II. Pisces. Characterized by having the organs of respiration (gills) and the organs of locomotion (paired fins) adapted for an aquatic life. The class is divided into subclasses, as follows:
(1) Elasmobranchii.—Pisces with a skeleton composed essentially of cartilage — the sharks, rays, etc., divided into three orders, Cladoselachea, Pleuracanthea, Acanthodea, and Selachii. The first three are represented by Paleozoic fossil forms. The last includes many extinct and all the existing forms.
(2) Holocephali.—Shark-like Pisces, with a large compressed head and a single external branchial aperture. It includes only the family Chimæridæ (chimæras).
(3) Teleostomi.—Pisces ‘distinguished from the Elasmobranchii and Holocephali by having the primary skull and shoulder-girdle complicated by the addition of membrane bones, and by possessing bony instead of horn-like fin rays.’ This includes all of the common ‘bony fishes,’ as well as the so-called ganoid fishes. Its orders are: Crossopterygii (bichir, etc.); Chondrostei (sturgeons); Holostei (gar-pikes, etc.); Teleostei (bony fishes generally). The first three orders are frequently grouped together as ‘Ganoidei.’
(4) Dipnoi.—Pisces with lung-like respiratory organs as well as gills, and the fins constructed on the type of the archipterygium. It includes the lung-fishes, and by some authors is made a separate class altogether. Its orders are Monopneumona and Dipneumona.
(5) The New International Encyclopædia/Ostracodermi (q.v.).—A group of uncertain limits and affinities, known only from Paleozoic fossils, “characterized by the extraordinary development of the exoskeleton (bony plates) of the head, and the absence, in all the fossil remains hitherto found, of endoskeleton, including jaws.”
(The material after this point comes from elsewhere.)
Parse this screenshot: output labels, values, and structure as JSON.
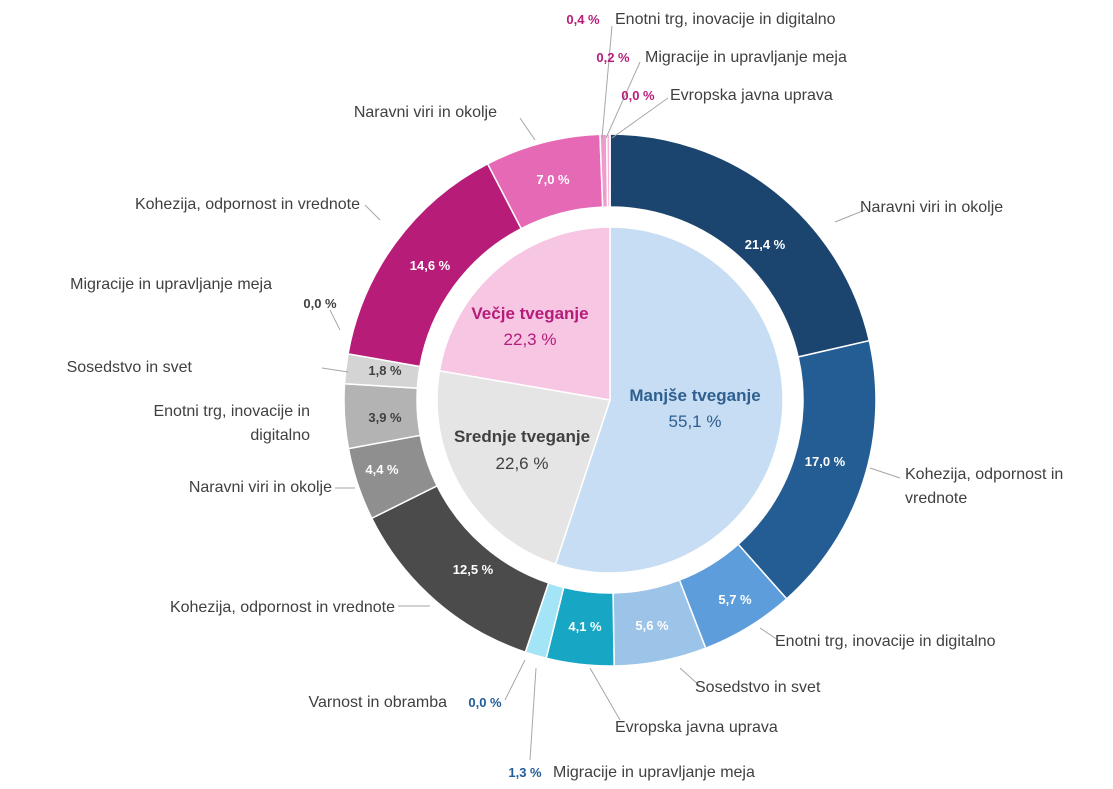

Bibliography. Bloch, Allgemeine Naturgeschichte der Fische (Berlin, 1782-95); Cuvier and Valenciennes, Histoire naturelle des poissons (22 vols., Paris, 1828-49); Günther, Catalogue of Fishes in British Museum (London, 1859-70); Günther, Introduction to the Study of Fishes (Edinburgh, 1880); Dean, Fishes, Living and Fossil (New York, 1895). Consult also various works on the comparative anatomy of vertebrates, such as Huxley, Gegenbaur, Owen, Parker and Haswell, Wiedersheim, etc. Of faunal works the principal are: Jordan and Evermann, Fishes of North and Middle America (4 vols., Washington, 1896-1900); Goode and Bean, Oceanic Ichthyology (Washington, 1895); Goode, American Fishes (New York, 1888); annual Reports and Bulletins of the United States Commission of Fish and Fisheries and of the National Museum (Washington, 1870 onward); governmental documents issued by Canada and Newfoundland; Eigenmann, South American Fishes (San Francisco, 1893); Yarrell, History of British Fishes (3d ed., London, 1859); Couch, History of British Fishes (London, 1865); Houghton, Freshwater Fishes of Great Britain (London, 1879); Siebold, Die Süsswasserfische von Mitteleuropa (Leipzig, 1863); Blanchard, Les poissons des eaux douces de la France (Paris, 1866); Day, Fauna of British India: Fishes (London, 1889); Hutton and Hector, Fishes of New Zealand (Wellington, 1872). For fossil fishes, consult Woodward, Outlines of Vertebrate Paleontology (Cambridge, 1898), in which is a full bibliography to the fossil forms; Agassiz, Recherches sur les poissons fossiles, vols, i.-iii. and supplement (Neufchâtel, 1833-44); Woodward, Catalogue of Fossil Fishes of the British Museum, vols, i.-iii. (London, 1889-95); and for American forms, Newberry, “Paleozoic Fishes of North America,” in Monographs of the United States Geological Survey, vol. xvi. (Washington, 1890).